Heavy timbers were in ample supply and would become the dominant feature of the country house design. The exterior limestone came from a quarry just east of the city. High, vaulted ceilings are prevalent. Sitting on the highest point of the property caused numerous problems, one of which was pumping water up the hill from wells near the Arkansas River.
The actual construction of the 10,000 square foot building took only 10 months. However, it has been expanded many times over the years and now encompasses over 70,000 square feet. Even with that growth, it has not lost its old-country-home charm.
Why was the clubhouse built on top of a hill?
When the Southern Hills clubhouse was built in 1935, it was a difficult task getting materials along with people up a long dirt road that made its way up to a high hill.
Many wondered why such a difficult task was undertaken since there was ample room at the bottom of the hill to build a Clubhouse.
The answer is simple.
As a condition of his donating 300 acres of land south of Tulsa during the middle of the Great Depression to a group of forward-looking businessmen who wanted to build a golf course and country club, philanthropist Waite Phillips had this condition:
“As part of the proposal, I stipulate that the main clubhouse must be located approximately at the center of the south line of the acreage used for club purposes. This location was recommended as most desirable by Perry Maxell when he made a preliminary survey a year or two ago.”

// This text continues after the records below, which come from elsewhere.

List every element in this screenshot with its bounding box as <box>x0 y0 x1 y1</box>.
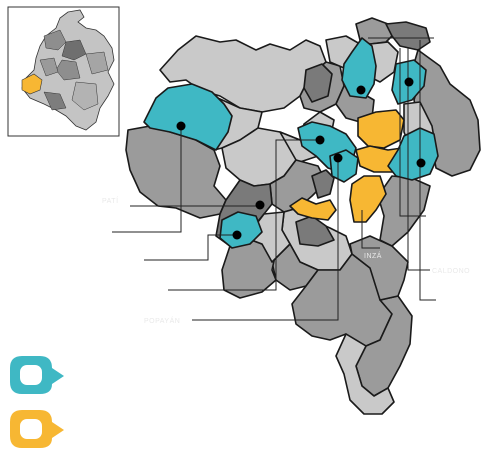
muni-center-4 <box>311 169 335 199</box>
colombia-region-1 <box>43 29 67 51</box>
leader-east-1 <box>399 48 426 217</box>
legend <box>10 356 64 448</box>
leader-center-teal <box>168 139 320 291</box>
dot-center <box>315 135 325 145</box>
colombia-inset <box>7 6 120 137</box>
location-dots <box>176 77 426 240</box>
leader-popayan <box>192 158 339 321</box>
orange-muni-3 <box>349 175 387 223</box>
orange-municipalities <box>289 109 405 223</box>
dot-east <box>416 158 426 168</box>
label-right-1: INZÁ <box>364 251 382 260</box>
teal-marker-icon <box>10 356 64 394</box>
dot-teal-southwest <box>232 230 242 240</box>
label-left-2: POPAYÁN <box>144 316 180 325</box>
dot-el-tambo <box>255 200 265 210</box>
orange-muni-4 <box>289 197 337 221</box>
colombia-region-3 <box>85 51 109 75</box>
teal-muni-center-2 <box>329 149 359 183</box>
leader-east-2 <box>407 48 430 271</box>
teal-muni-west <box>143 83 233 151</box>
colombia-region-5 <box>71 81 99 111</box>
municipalities <box>125 17 481 415</box>
leader-teal-west <box>112 126 182 233</box>
dot-center-2 <box>333 153 343 163</box>
muni-north-2 <box>303 63 333 103</box>
colombia-region-7 <box>43 91 67 111</box>
leader-orange-south <box>361 210 380 249</box>
teal-muni-north-left <box>341 37 377 99</box>
label-left-1: PATÍ <box>102 196 119 205</box>
dot-north-left <box>356 85 366 95</box>
muni-south-3 <box>335 333 395 415</box>
teal-muni-southwest <box>219 211 263 249</box>
colombia-region-2 <box>61 39 87 61</box>
faint-labels: PATÍ POPAYÁN INZÁ CALDONO <box>102 196 470 325</box>
orange-muni-1 <box>357 109 405 149</box>
orange-marker-icon <box>10 410 64 448</box>
leader-east-3 <box>419 40 436 301</box>
label-right-2: CALDONO <box>432 268 470 275</box>
muni-east-3 <box>377 175 431 247</box>
leader-teal-southwest <box>144 234 237 261</box>
dot-teal-west <box>176 121 186 131</box>
leader-lines <box>112 37 436 321</box>
colombia-cauca-highlight <box>21 73 43 95</box>
dot-north-right <box>404 77 414 87</box>
colombia-region-6 <box>39 57 59 77</box>
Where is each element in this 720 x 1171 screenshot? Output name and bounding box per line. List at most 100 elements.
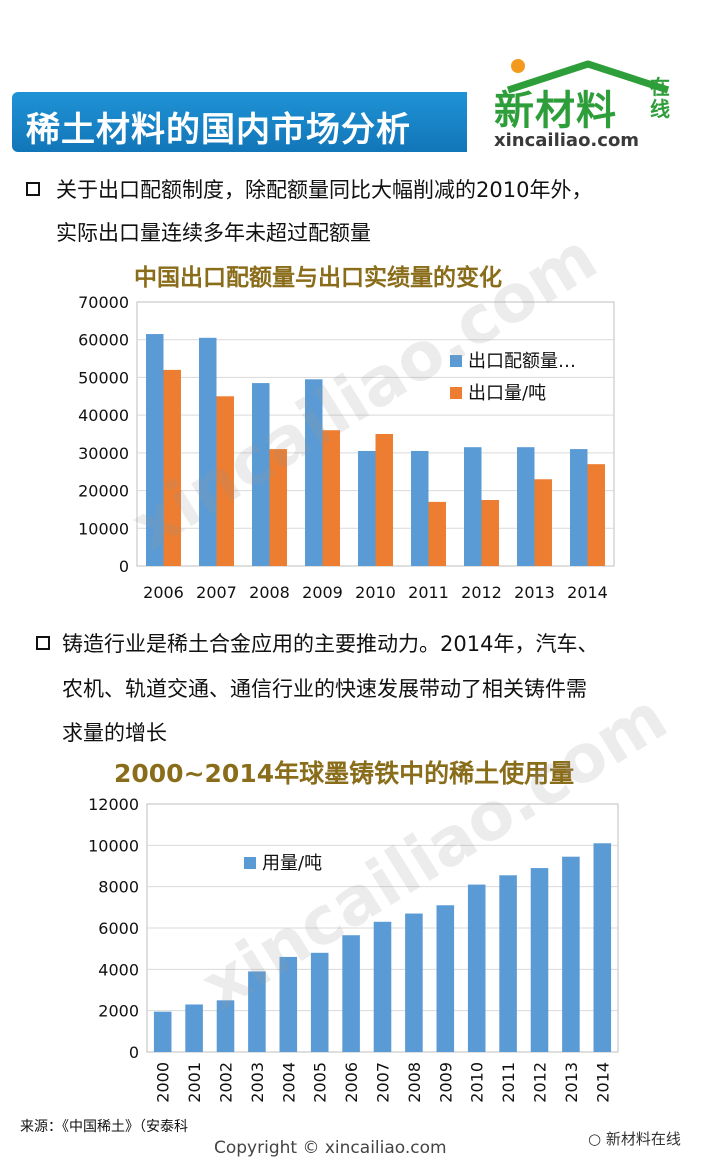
- x-tick-label: 2000: [154, 1062, 173, 1103]
- logo: 新材料 在线 xincailiao.com: [488, 56, 688, 154]
- sun-icon: [511, 59, 525, 73]
- bar-2003: [248, 971, 266, 1052]
- house-roof-icon: [506, 59, 670, 94]
- x-tick-label: 2011: [499, 1062, 518, 1103]
- logo-side-text: 在线: [650, 75, 670, 121]
- legend-label: 出口配额量…: [468, 351, 576, 372]
- x-tick-label: 2008: [405, 1062, 424, 1103]
- legend-swatch: [450, 355, 462, 367]
- x-tick-label: 2012: [531, 1062, 550, 1103]
- x-tick-label: 2007: [196, 583, 237, 602]
- x-tick-label: 2013: [514, 583, 555, 602]
- y-tick-label: 12000: [88, 795, 139, 814]
- bar-series1-2013: [517, 447, 535, 566]
- x-tick-label: 2001: [185, 1062, 204, 1103]
- x-tick-label: 2005: [311, 1062, 330, 1103]
- x-tick-label: 2007: [374, 1062, 393, 1103]
- bar-2001: [185, 1004, 203, 1052]
- bar-series1-2008: [252, 383, 270, 566]
- x-tick-label: 2008: [249, 583, 290, 602]
- bar-2006: [342, 935, 360, 1052]
- y-tick-label: 40000: [78, 406, 129, 425]
- y-tick-label: 10000: [88, 836, 139, 855]
- logo-text: 新材料: [494, 88, 617, 134]
- bar-2011: [499, 875, 517, 1052]
- y-tick-label: 0: [129, 1043, 139, 1062]
- x-tick-label: 2003: [248, 1062, 267, 1103]
- y-tick-label: 0: [119, 557, 129, 576]
- bar-series1-2010: [358, 450, 376, 566]
- x-tick-label: 2009: [302, 583, 343, 602]
- bar-series1-2009: [305, 379, 323, 566]
- bar-series1-2014: [570, 449, 588, 566]
- bar-2002: [216, 1000, 235, 1052]
- bar-series2-2013: [534, 479, 552, 566]
- x-tick-label: 2014: [593, 1062, 612, 1103]
- x-tick-label: 2013: [562, 1062, 581, 1103]
- bar-2013: [562, 856, 580, 1052]
- bullet-text-2-line-2: 农机、轨道交通、通信行业的快速发展带动了相关铸件需: [62, 677, 587, 701]
- bar-2012: [530, 868, 549, 1052]
- legend-label: 用量/吨: [262, 853, 322, 874]
- x-tick-label: 2004: [279, 1062, 298, 1103]
- bullet-text-1-line-1: 关于出口配额制度，除配额量同比大幅削减的2010年外，: [56, 178, 593, 202]
- bullet-square-icon: [36, 636, 50, 650]
- y-tick-label: 6000: [98, 919, 139, 938]
- bar-series2-2012: [481, 500, 499, 566]
- bar-series2-2010: [375, 434, 393, 566]
- bar-series1-2006: [146, 334, 164, 566]
- bar-series2-2009: [322, 430, 340, 566]
- bar-series2-2014: [587, 464, 605, 566]
- x-tick-label: 2006: [143, 583, 184, 602]
- chart-1-title: 中国出口配额量与出口实绩量的变化: [134, 265, 502, 291]
- legend-swatch: [450, 387, 462, 399]
- bar-2005: [310, 952, 329, 1052]
- x-tick-label: 2012: [461, 583, 502, 602]
- bar-2007: [373, 921, 392, 1052]
- x-tick-label: 2010: [468, 1062, 487, 1103]
- y-tick-label: 8000: [98, 878, 139, 897]
- bar-series1-2012: [464, 447, 482, 566]
- header-bar: [12, 92, 467, 152]
- x-tick-label: 2006: [342, 1062, 361, 1103]
- page-title: 稀土材料的国内市场分析: [26, 110, 411, 150]
- legend-label: 出口量/吨: [468, 383, 546, 404]
- bar-2010: [467, 884, 486, 1052]
- bar-series2-2011: [428, 501, 446, 566]
- bar-series2-2007: [216, 396, 234, 566]
- bar-2009: [436, 905, 455, 1052]
- y-tick-label: 10000: [78, 519, 129, 538]
- x-tick-label: 2010: [355, 583, 396, 602]
- wechat-icon: ○: [588, 1130, 602, 1148]
- y-tick-label: 70000: [78, 293, 129, 312]
- bullet-square-icon: [26, 182, 40, 196]
- bar-series2-2006: [163, 369, 181, 566]
- chart-2-title: 2000~2014年球墨铸铁中的稀土使用量: [114, 759, 575, 788]
- bar-series2-2008: [269, 449, 287, 566]
- bullet-text-1-line-2: 实际出口量连续多年未超过配额量: [56, 221, 371, 245]
- y-tick-label: 20000: [78, 482, 129, 501]
- wechat-account: ○ 新材料在线: [588, 1128, 681, 1149]
- x-tick-label: 2014: [567, 583, 608, 602]
- bar-2000: [153, 1011, 172, 1052]
- x-tick-label: 2002: [217, 1062, 236, 1103]
- bar-2014: [593, 843, 612, 1052]
- bar-2004: [279, 956, 298, 1052]
- y-tick-label: 30000: [78, 444, 129, 463]
- bullet-text-2-line-1: 铸造行业是稀土合金应用的主要推动力。2014年，汽车、: [62, 632, 599, 656]
- bar-series1-2007: [199, 337, 217, 566]
- source-note: 来源：《中国稀土》（安泰科: [20, 1119, 188, 1135]
- x-tick-label: 2011: [408, 583, 449, 602]
- y-tick-label: 4000: [98, 960, 139, 979]
- wechat-account-name: 新材料在线: [605, 1130, 681, 1148]
- logo-url: xincailiao.com: [494, 130, 640, 151]
- y-tick-label: 50000: [78, 368, 129, 387]
- y-tick-label: 60000: [78, 331, 129, 350]
- bullet-text-2-line-3: 求量的增长: [62, 721, 167, 745]
- legend-swatch: [244, 857, 256, 869]
- bar-series1-2011: [411, 450, 429, 566]
- y-tick-label: 2000: [98, 1002, 139, 1021]
- bar-2008: [405, 913, 423, 1052]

That south line was the highest point on the property and looked directly at downtown Tulsa.
There were some who thought the better plan would be to place the clubhouse on the north end of the property where it was flatter and had better access from town. Fortunately, the Phillips and Maxwell plan prevailed and one of the most iconic opening tee shots and challenging finishing holes in all of golf was created and survives to this day.

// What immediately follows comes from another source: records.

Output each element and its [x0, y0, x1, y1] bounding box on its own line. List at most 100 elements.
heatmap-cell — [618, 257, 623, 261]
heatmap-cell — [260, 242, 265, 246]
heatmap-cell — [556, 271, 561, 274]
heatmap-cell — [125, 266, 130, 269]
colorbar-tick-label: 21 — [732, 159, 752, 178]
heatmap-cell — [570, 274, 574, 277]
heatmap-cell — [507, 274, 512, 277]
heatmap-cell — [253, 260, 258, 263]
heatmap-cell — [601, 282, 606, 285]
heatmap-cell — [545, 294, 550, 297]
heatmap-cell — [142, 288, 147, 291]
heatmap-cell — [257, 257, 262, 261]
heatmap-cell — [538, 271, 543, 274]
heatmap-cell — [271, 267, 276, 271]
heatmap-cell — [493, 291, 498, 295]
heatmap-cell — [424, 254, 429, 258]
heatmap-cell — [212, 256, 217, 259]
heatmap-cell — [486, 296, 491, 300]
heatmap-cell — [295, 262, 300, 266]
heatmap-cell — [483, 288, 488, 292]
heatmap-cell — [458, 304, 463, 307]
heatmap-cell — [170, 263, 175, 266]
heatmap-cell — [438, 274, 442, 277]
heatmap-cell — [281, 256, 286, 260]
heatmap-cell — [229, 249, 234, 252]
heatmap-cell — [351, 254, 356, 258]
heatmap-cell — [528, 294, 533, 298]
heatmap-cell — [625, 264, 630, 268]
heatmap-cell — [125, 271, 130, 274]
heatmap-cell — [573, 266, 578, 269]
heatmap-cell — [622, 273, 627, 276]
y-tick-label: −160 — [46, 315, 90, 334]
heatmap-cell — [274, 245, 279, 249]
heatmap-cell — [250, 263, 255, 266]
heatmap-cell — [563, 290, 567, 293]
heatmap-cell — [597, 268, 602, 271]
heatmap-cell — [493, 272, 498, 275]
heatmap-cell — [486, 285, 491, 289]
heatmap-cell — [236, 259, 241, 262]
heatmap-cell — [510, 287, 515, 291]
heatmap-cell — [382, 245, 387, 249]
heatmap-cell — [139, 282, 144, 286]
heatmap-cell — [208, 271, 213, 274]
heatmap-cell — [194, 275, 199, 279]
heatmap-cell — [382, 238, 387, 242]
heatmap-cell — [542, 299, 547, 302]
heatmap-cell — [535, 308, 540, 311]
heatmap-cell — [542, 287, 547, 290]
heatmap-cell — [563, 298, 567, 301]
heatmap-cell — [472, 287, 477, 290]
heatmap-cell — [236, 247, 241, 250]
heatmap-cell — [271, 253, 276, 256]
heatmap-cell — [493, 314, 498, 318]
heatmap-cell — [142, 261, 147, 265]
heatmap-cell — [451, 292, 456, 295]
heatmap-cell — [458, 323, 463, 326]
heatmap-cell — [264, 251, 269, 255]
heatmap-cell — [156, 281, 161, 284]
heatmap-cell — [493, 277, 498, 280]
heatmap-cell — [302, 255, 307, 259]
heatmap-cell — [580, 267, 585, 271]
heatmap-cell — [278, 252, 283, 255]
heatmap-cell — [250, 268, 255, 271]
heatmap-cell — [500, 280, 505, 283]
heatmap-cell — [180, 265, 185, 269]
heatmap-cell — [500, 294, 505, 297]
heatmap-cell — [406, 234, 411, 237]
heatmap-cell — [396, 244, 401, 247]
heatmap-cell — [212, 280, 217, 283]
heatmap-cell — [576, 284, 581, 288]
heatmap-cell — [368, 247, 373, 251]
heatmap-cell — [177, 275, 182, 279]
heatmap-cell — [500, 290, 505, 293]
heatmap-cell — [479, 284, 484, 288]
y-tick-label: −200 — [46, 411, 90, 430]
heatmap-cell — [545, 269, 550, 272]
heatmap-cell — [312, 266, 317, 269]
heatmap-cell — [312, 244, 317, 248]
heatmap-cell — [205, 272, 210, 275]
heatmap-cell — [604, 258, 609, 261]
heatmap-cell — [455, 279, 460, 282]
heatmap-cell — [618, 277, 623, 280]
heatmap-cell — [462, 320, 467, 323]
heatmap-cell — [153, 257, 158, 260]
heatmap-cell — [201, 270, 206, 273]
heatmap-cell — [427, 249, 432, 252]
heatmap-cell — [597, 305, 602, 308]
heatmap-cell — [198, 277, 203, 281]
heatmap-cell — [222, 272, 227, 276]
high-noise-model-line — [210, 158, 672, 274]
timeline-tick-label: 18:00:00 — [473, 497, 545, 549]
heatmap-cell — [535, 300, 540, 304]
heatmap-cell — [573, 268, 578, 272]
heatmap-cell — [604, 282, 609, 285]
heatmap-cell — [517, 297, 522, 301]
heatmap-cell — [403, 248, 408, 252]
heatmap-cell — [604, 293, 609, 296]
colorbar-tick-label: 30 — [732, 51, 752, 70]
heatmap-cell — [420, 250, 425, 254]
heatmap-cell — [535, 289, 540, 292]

Why is the clubhouse pink?
There is no definitive answer. We do know that someone wanted it pink, so it’s pink. What is known is that the same architect that designed Southern Hills previously designed a home for one of the founders. The home was painted red and then whitewashed to reveal a pink tone. Southern Hills followed and looked similar.
So, maybe we know how it became pink, but not why pink was chosen. The most common answer is that the wife of one of the founders loved the founder's home and thought the clubhouse would look great the same way. It’s been the same color ever since and as a tribute, the championship tee markers at Southern Hills are, of course, pink.
What’s the story with the clock tower?
While it has become the main public symbol of Southern Hills, overtaking the Crest — which depicts all six of the major activities for members in the early days of the club — its history is not necessarily memorable. Upon its creation, few would have believed that it would become the major logo for Championships hosted at Southern Hills.
There has always been some sort of structure where the Clock Tower resides on what is called the upper tee. This small structure previously housed a dispenser for range balls where one could fill a bucket by pressing a button and alerting the pro shop. The membership was ecstatic when it was announced that there would no longer be a charge for range balls. Thus, no need for the machine that dispensed them. So, what to do next with the structure?
In the mid-1990s, a forward-looking president of the club thought a tower would fit nicely. A design was made and, in typical fashion for such projects back at that time, an influential member was selected to find other members willing to fund the project. Soon after, a clock tower was built just in time for the 1996 Tour Championship. The Clock Tower was first used in a logo for the 2007 PGA Championship, returned as the logo for the 2009 U.S. Amateur Championship, and made a most recent comeback for the 2022 PGA Championship.
So, what once housed the range ball dispensing machine, became the iconic symbol of Southern Hills Country Club.